Ukraine-Krieg: Auch Bulgarien plant Strafverfolgung wegen „Verbrechen gegen die Menschlichkeit“

"Unser Ziel ist es, dass Bulgarien in der Lage ist, ein Strafverfahren unter Ausübung der universellen Gerichtsbarkeit für die in der Ukraine begangenen Kriegsverbrechen und Verbrechen gegen den Frieden und die Menschlichkeit einzuleiten. Dies wird ein Akt der Unterstützung für die internationalen Bemühungen sein, die russische Aggression in der Ukraine zu verfolgen", sagte Justizminister Atanas Slavov. [Shutterstock/Iliev75]

Auch bulgarische Behörden bereiten nun eine Strafverfolgung der russichen Führungsriege wegen des Angriffskrieges gegen die Ukraine vor. Dafür würden derzeit Änderungen am Strafgesetzbuch des Landes vorgenommen, sagte der bulgarische Justizminister gegenüber Euractiv Bulgarien.

„Unser Ziel ist es, dass Bulgarien ein Strafverfahren unter Ausübung der universellen Gerichtsbarkeit für die in der Ukraine begangenen Kriegsverbrechen und Verbrechen gegen den Frieden und die Menschlichkeit einleiten kann“, sagte Justizminister Atanas Slavov.

Dies sei ein Akt der Unterstützung für die internationalen Bemühungen, den russischen Angriffskrieg in der Ukraine zu ahnden.

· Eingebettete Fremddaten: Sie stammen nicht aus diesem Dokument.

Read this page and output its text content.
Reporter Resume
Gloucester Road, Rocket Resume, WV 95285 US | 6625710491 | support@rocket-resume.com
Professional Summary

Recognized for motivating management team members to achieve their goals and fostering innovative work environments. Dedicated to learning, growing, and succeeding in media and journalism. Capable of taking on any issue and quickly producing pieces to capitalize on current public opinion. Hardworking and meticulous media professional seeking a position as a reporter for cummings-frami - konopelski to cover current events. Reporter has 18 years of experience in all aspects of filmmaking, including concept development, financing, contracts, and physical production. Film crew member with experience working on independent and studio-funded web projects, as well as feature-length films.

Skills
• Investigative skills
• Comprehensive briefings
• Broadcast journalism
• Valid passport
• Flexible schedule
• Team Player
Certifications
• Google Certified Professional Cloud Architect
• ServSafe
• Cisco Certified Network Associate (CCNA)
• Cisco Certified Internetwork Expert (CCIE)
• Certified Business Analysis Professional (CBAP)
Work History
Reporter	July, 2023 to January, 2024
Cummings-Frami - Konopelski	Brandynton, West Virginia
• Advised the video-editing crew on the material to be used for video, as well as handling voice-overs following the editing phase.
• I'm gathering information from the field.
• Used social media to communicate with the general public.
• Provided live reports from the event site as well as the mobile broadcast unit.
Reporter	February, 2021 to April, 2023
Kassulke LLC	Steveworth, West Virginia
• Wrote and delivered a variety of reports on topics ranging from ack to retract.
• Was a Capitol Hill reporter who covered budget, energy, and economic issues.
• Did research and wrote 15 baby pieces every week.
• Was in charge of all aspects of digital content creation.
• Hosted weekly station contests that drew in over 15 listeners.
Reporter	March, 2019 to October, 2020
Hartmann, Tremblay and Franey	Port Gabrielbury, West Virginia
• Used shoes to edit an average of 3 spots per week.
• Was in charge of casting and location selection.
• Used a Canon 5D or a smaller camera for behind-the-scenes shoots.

Bulgarien gehört zu den wenigen EU-Ländern, die keine Strafverfahren wegen Kriegsverbrechen in der Ukraine oder wegen der Umgehung von EU-Sanktionen gegen Russland eingeleitet haben.

Dies zeigen Dokumente, die Euractiv vorliegen und welche von den Vertretern der Mitgliedstaaten im vergangenen Jahr diskutiert worden waren.

„Angesichts der großen Zahl ukrainischer Geflüchteter im Lande ist es von entscheidender Bedeutung, dass Bulgarien ein Verfahren wegen Kriegsverbrechen in der Ukraine einleiten und dabei die universelle Gerichtsbarkeit ausüben kann“, sagte Slavov gegenüber Euractiv.

Die Geflüchteten könnten [als Zeugen] aussagen, so Slavov.

Fast 100.000 ukrainische Geflüchtete haben sich in Bulgarien niedergelassen. Viele von ihnen kommen aus Gebieten, in denen gekämpft wird, wie zum Beispiel in Cherson.

Die bulgarische Minderheit in der Ukraine zählt 200.000 Menschen, von denen viele auch zur Untersuchung von Kriegsverbrechen nach dem Beginn des russischen Angriffskriegs beitragen können.

Sobald Daten aus allen europäischen Ländern gesammelt sind, könnten die Beweise von unschätzbarem Wert für die Einrichtung eines künftigen Kriegsverbrechertribunals in der Ukraine sein.

„Ich würde mich sehr freuen, wenn ein solcher Schritt die künftige internationale Untersuchung durch ein internationales Gericht unterstützen würde“, erklärte Slavov.

Bulgarien würde sich aktiv an den Bemühungen der internationalen Gemeinschaft beteiligen.

„Angriffskrieg“ wird Teil des Strafgesetzbuches

Viele europäische Länder haben bereits Ermittlungen eingeleitet, bei denen in einigen Fällen Hunderttausende von Menschen befragt werden, wobei die baltischen Republiken laut den Euractiv vorliegenden Dokumenten am aktivsten sind.

Im November letzten Jahres unterzeichnete Bulgarien Punkt 7 der Friedensformel des ukrainischen Präsidenten Wolodymyr Zelenskyy, die die Wiederherstellung der Gerechtigkeit und die Verfolgung von in der Ukraine begangenen Verbrechen vorsieht.

Justizminister Atanas Slavov sagte, dass die Aufnahme des Verbrechens des „Angriffskriegs“ in das bulgarische Strafgesetzbuch „die Verfolgung der Führung ermöglichen wird, die die Befehle für die Militäraktionen in der Ukraine erteilt hat.“

„Die Beweise für Kriegsverbrechen vor Ort erreichen nämlich oft nur eine mittlere Ebene, während das Verbrechen der „Aggression“ für die hohe Führungsebene bestimmt ist“, sagte der bulgarische Justizminister.

Bulgarien wolle aktiv zu den europäischen Bemühungen beitragen, die Führungsebene zu verfolgen, „weil wir uns dazu verpflichtet haben“, so Slavov.